Park 51

Six years ago, while interviewing Imam Feisal Abdul Rauf for the New York Times, the journalist Chris Hedges mentioned the imam’s “Cordoba initiative, ‘a blueprint to mend the relationship between the U.S. and the Muslim world.’” After the 9/11 attacks, Rauf had devoted himself to interfaith dialogue and collaboration, and was actively promoting reconciliation at Masjid al-Farah mosque just a few blocks north of Ground Zero. In fact, one week earlier Rauf had appeared in a 30-second advertisement on Arabic television with “American clerics of various faiths” to apologize for the Abu Ghraib prison abuses. Hedges – a former seminarian at Harvard Divinity College who would later publish a damning critique of the fascist tendencies in America’s Christian right – described Rauf as “a man increasingly caught in the middle. He preaches a moderate Islam, one that embraces the values of Western democracy, carries within it a love of America and calls on Muslims to respect other faiths.”

Today Rauf is at the centre of a political firestorm because of the Cordoba Initiative’s proposal to build a prayer room at Park 51, an Islamic community centre two blocks away from Ground Zero.  Although the centre will contain an auditorium, swimming pool, basketball court and culinary school in addition to the prayer room, it has quickly been transformed into the “Ground Zero Mosque” in the eyes of its wilder critics. As former speaker of the house, and current presidential hopeful, Newt Gingrich explained to Fox News, the development at Park 51 is the work of “radical Islamists who want to triumphally prove that they can build a mosque right next to a place where 3,000 Americans were killed by radical Islamists… They’re trying to make a case about supremacy.”

Sarah Palin, also sensing an easy target, sent her legion of Twitter followers the now infamous message: “Peaceful Muslims, pls refudiate.” Many other Republicans, among them former New York Mayor Rudy Giuliani, have made similar remarks and  in true American style there is even a country-and-western song making the rounds on the Internet, warning anyone who can endure its tin-eared lyrics that  “We’ve got to stop the Mosque at Ground Zero / From thumbin’ its nose at every victim and hero.” The prospect of radical Islam colonizing downtown Manhattan has been such a tabloid-friendly trope that news coverage has been unrelenting. In the media frenzy Rauf has been blamed for associating with Islamic radicals, for refusing to condemn Hamas, and for a generally questionable attitude to Islamism – or, at least, for failing to condemn terrorism on every possible occasion.

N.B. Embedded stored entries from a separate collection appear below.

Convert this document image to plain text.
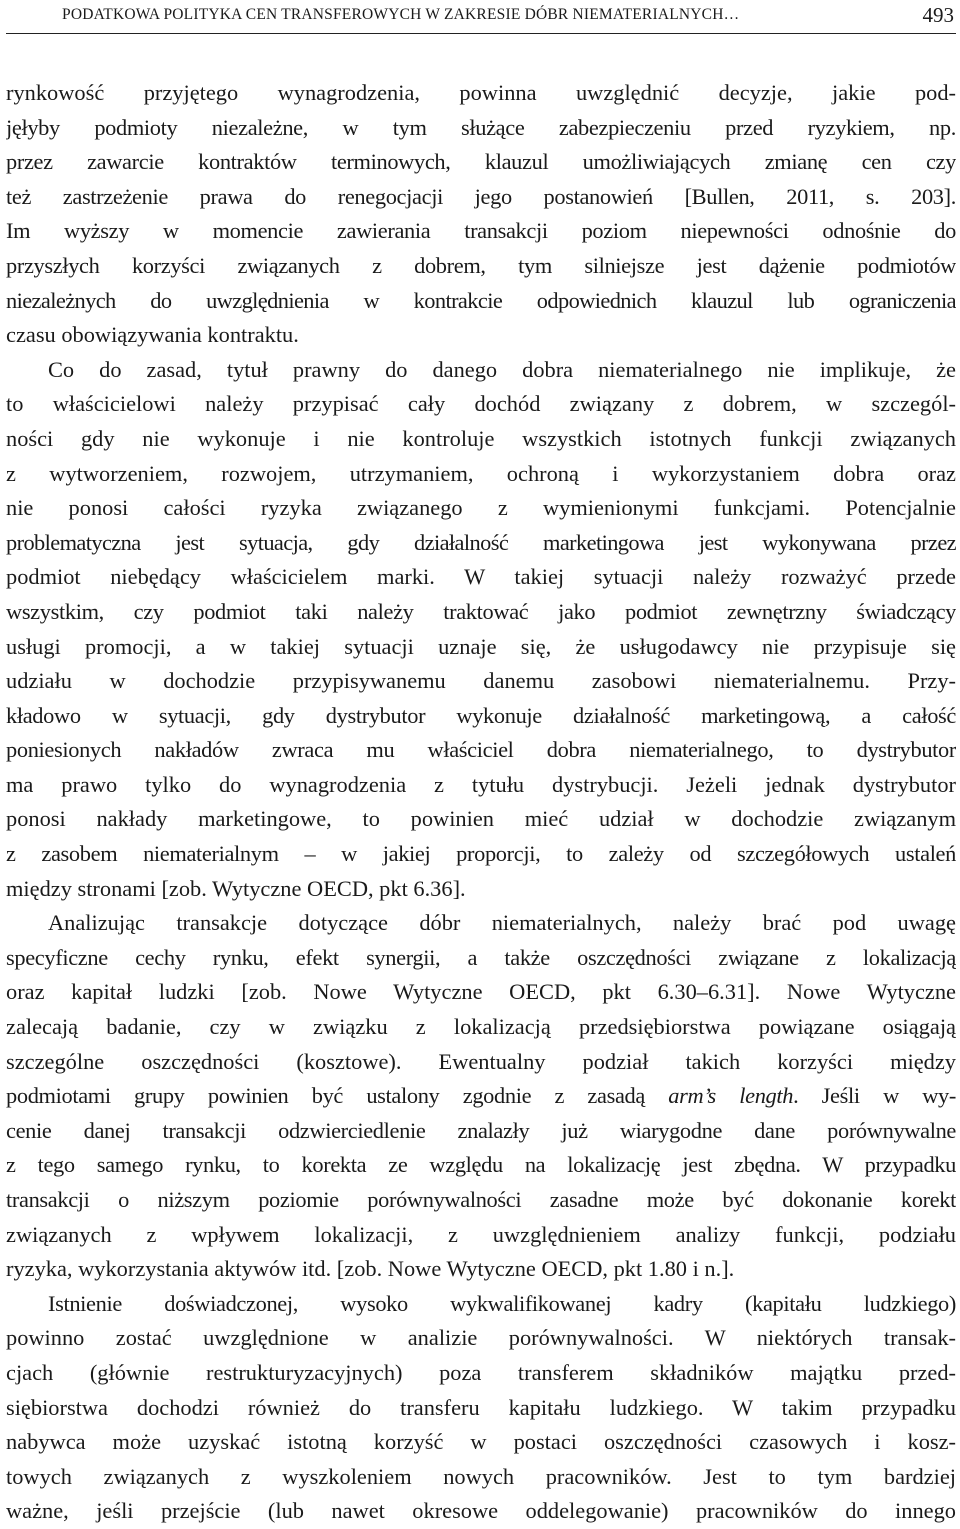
PODATKOWA POLITYKA CEN TRANSFEROWYCH W ZAKRESIE DÓBR NIEMATERIALNYCH…	493
rynkowość przyjętego wynagrodzenia, powinna uwzględnić decyzje, jakie pod-
jęłyby podmioty niezależne, w tym służące zabezpieczeniu przed ryzykiem, np.
przez zawarcie kontraktów terminowych, klauzul umożliwiających zmianę cen czy
też zastrzeżenie prawa do renegocjacji jego postanowień [Bullen, 2011, s. 203].
Im wyższy w momencie zawierania transakcji poziom niepewności odnośnie do
przyszłych korzyści związanych z dobrem, tym silniejsze jest dążenie podmiotów
niezależnych do uwzględnienia w kontrakcie odpowiednich klauzul lub ograniczenia
czasu obowiązywania kontraktu.
Co do zasad, tytuł prawny do danego dobra niematerialnego nie implikuje, że
to właścicielowi należy przypisać cały dochód związany z dobrem, w szczegól-
ności gdy nie wykonuje i nie kontroluje wszystkich istotnych funkcji związanych
z wytworzeniem, rozwojem, utrzymaniem, ochroną i wykorzystaniem dobra oraz
nie ponosi całości ryzyka związanego z wymienionymi funkcjami. Potencjalnie
problematyczna jest sytuacja, gdy działalność marketingowa jest wykonywana przez
podmiot niebędący właścicielem marki. W takiej sytuacji należy rozważyć przede
wszystkim, czy podmiot taki należy traktować jako podmiot zewnętrzny świadczący
usługi promocji, a w takiej sytuacji uznaje się, że usługodawcy nie przypisuje się
udziału w dochodzie przypisywanemu danemu zasobowi niematerialnemu. Przy-
kładowo w sytuacji, gdy dystrybutor wykonuje działalność marketingową, a całość
poniesionych nakładów zwraca mu właściciel dobra niematerialnego, to dystrybutor
ma prawo tylko do wynagrodzenia z tytułu dystrybucji. Jeżeli jednak dystrybutor
ponosi nakłady marketingowe, to powinien mieć udział w dochodzie związanym
z zasobem niematerialnym – w jakiej proporcji, to zależy od szczegółowych ustaleń
między stronami [zob. Wytyczne OECD, pkt 6.36].
Analizując transakcje dotyczące dóbr niematerialnych, należy brać pod uwagę
specyficzne cechy rynku, efekt synergii, a także oszczędności związane z lokalizacją
oraz kapitał ludzki [zob. Nowe Wytyczne OECD, pkt 6.30–6.31]. Nowe Wytyczne
zalecają badanie, czy w związku z lokalizacją przedsiębiorstwa powiązane osiągają
szczególne oszczędności (kosztowe). Ewentualny podział takich korzyści między
podmiotami grupy powinien być ustalony zgodnie z zasadą arm’s length. Jeśli w wy-
cenie danej transakcji odzwierciedlenie znalazły już wiarygodne dane porównywalne
z tego samego rynku, to korekta ze względu na lokalizację jest zbędna. W przypadku
transakcji o niższym poziomie porównywalności zasadne może być dokonanie korekt
związanych z wpływem lokalizacji, z uwzględnieniem analizy funkcji, podziału
ryzyka, wykorzystania aktywów itd. [zob. Nowe Wytyczne OECD, pkt 1.80 i n.].
Istnienie doświadczonej, wysoko wykwalifikowanej kadry (kapitału ludzkiego)
powinno zostać uwzględnione w analizie porównywalności. W niektórych transak-
cjach (głównie restrukturyzacyjnych) poza transferem składników majątku przed-
siębiorstwa dochodzi również do transferu kapitału ludzkiego. W takim przypadku
nabywca może uzyskać istotną korzyść w postaci oszczędności czasowych i kosz-
towych związanych z wyszkoleniem nowych pracowników. Jest to tym bardziej
ważne, jeśli przejście (lub nawet okresowe oddelegowanie) pracowników do innego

Gradually, non-Muslims who believe the furore over Park 51 is a threat to the religious freedom guaranteed by the First Amendment have begun to push back. In the Op-ed pages of the New York Times, William Dalrymple a British scholar on modern India has pointed out that Rauf is a Sufi whose embrace of tolerant attitudes places him on the “front line against the most violent forms of Islam. In the most radical parts of the Muslim world, Sufi leaders risk their lives for their tolerant beliefs, every bit as bravely as American troops on the ground in Baghdad and Kabul do.” On MSNBC, Keith Olbermann has lamented that “in a country dedicated to freedom, forces have gathered to blow out of all proportion the construction of a minor community center; to transform it into a training ground for terrorists and an insult to the victims of 9/11 and a tribute to medieval Muslim subjugation of the West.” Most importantly, President Obama’s somewhat lawyerly defence of  “the right to build a place of worship and a community center on private property in lower Manhattan” has helped to realign the issue in the public sphere.

Of course the most important audience to these overheated exchanges probably resides outside the United States. To them, whether the politics behind the strident opposition to Park 51 are disingenuous or merely foolish will make little difference. What they will see, and remember, is the country’s apparent fear and ignorance of Islam. This audience’s worst suspicions of American Islamophobia  will be confirmed. Many years ago, Edward Said wrote trenchantly about the follies of viewing Islam as a monolithic experience, especially one that is prone to violence or fundamentalist interpretations of scripture, but nearly three decades after the fall of the Shah, mainstream American media still struggles to provide balanced coverage of the Muslim world. Nobody in the West confuses Lutherans with Catholics or Methodists with Jehovah’s Witnesses, but when it comes to the Muslim world it seems quite permissible to confuse Sunni with Shia, Sufi with Salafist, moderate with radical.

The gravest danger of conceding to the strident opposition to Park 51, may be that it will embolden the least scrupulous religious zealots in America. Against this possibility stands the wisdom of the American constitution and the tenacity of secular civil society. So perhaps the last word on the matter should be given to Sharif El-Gamal, the developer who has defended his company’s proposal for Park 51 with great eloquence: “This is a defining moment for the United States of America, this is a defining moment for Muslim Americans across all fifty two states, this is a defining moment for you and I and the First Amendment and . . . I see us passing this test as Americans because that is what makes our country so great.”